Die österreichische Regierung wollte verhindern, dass das Haus Braunau am Inn, in dem Adolf Hitler am 20. April 1889 geboren wurde, zu einem Wallfahrtsort wurde. Ein Rechtsstreit endete jedoch erst in diesem Jahr mit der Höhe des finanziellen Ausgleichs für die Familie Pommer, die ihn seit fast einem Jahrhundert besaß.

Ein Wettbewerb auf europäischer Ebene

Das Innenministerium sagte, es werde jetzt nach Architekturprojekten für die Umwandlung des Hauses in eine Polizeistation suchen. "Die künftige Nutzung durch die Polizei muss deutlich machen, dass dieses Gebäude niemals ein Ort des Gedenkens an den Nationalsozialismus sein wird", sagte Innenminister Wolfgang Peschorn.

Der europäische Architekturwettbewerb wird im November mit einem Vertreter der Stadt unter den Jurymitgliedern ausgeschrieben. Die Entscheidung wird Anfang 2020 getroffen.

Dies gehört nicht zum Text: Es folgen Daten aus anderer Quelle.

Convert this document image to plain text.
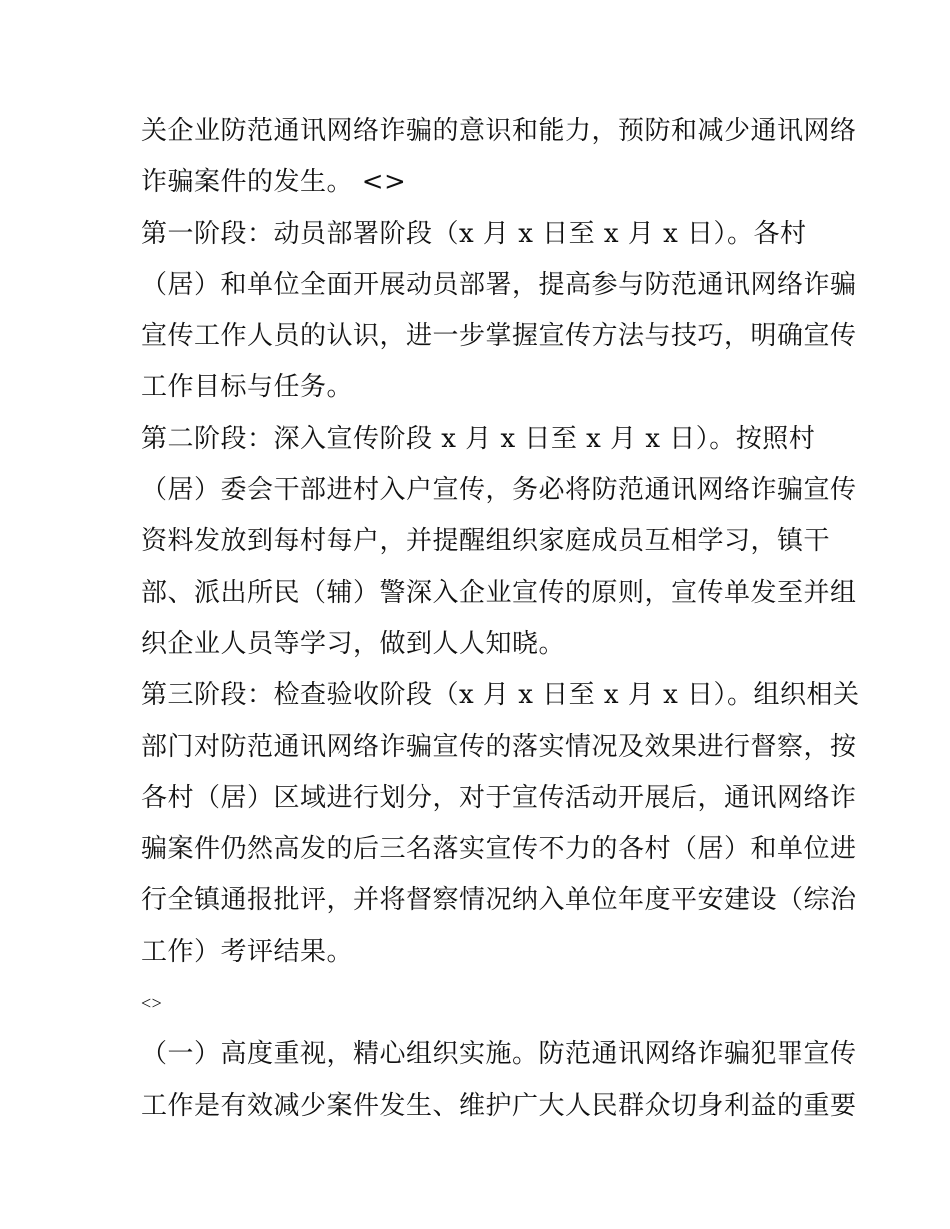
关企业防范通讯网络诈骗的意识和能力，预防和减少通讯网络
诈骗案件的发生。 <>
第一阶段：动员部署阶段（x 月 x 日至 x 月 x 日）。各村
（居）和单位全面开展动员部署，提高参与防范通讯网络诈骗
宣传工作人员的认识，进一步掌握宣传方法与技巧，明确宣传
工作目标与任务。
第二阶段：深入宣传阶段 x 月 x 日至 x 月 x 日）。按照村
（居）委会干部进村入户宣传，务必将防范通讯网络诈骗宣传
资料发放到每村每户，并提醒组织家庭成员互相学习，镇干
部、派出所民（辅）警深入企业宣传的原则，宣传单发至并组
织企业人员等学习，做到人人知晓。
第三阶段：检查验收阶段（x 月 x 日至 x 月 x 日）。组织相关
部门对防范通讯网络诈骗宣传的落实情况及效果进行督察，按
各村（居）区域进行划分，对于宣传活动开展后，通讯网络诈
骗案件仍然高发的后三名落实宣传不力的各村（居）和单位进
行全镇通报批评，并将督察情况纳入单位年度平安建设（综治
工作）考评结果。
<>
（一）高度重视，精心组织实施。防范通讯网络诈骗犯罪宣传
工作是有效减少案件发生、维护广大人民群众切身利益的重要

Das Haus war acht Jahre lang leer

Das oberste Gericht Österreichs vergab in diesem Jahr eine Entschädigung in Höhe von 810.000 Euro an die Familie Pommer, die das 800 Quadratmeter große Gebäude seit den 1970er Jahren beim Innenministerium anmietete. Das Gebäude wurde als Zentrum für behinderte Menschen genutzt.

Aber im Jahr 2011 weigerte sich der Familienbesitzer, Renovierungen zu finanzieren, und weigerte sich, das Haus zu verkaufen. Es war leer geblieben.

Obwohl Adolf Hitler wenig Zeit in diesem Haus verbrachte, zieht sie weiterhin Anhänger des Nationalsozialismus aus der ganzen Welt an. Antifaschisten veranstalten jedes Jahr zu Hitlers Geburtstag eine Kundgebung vor dem Haus.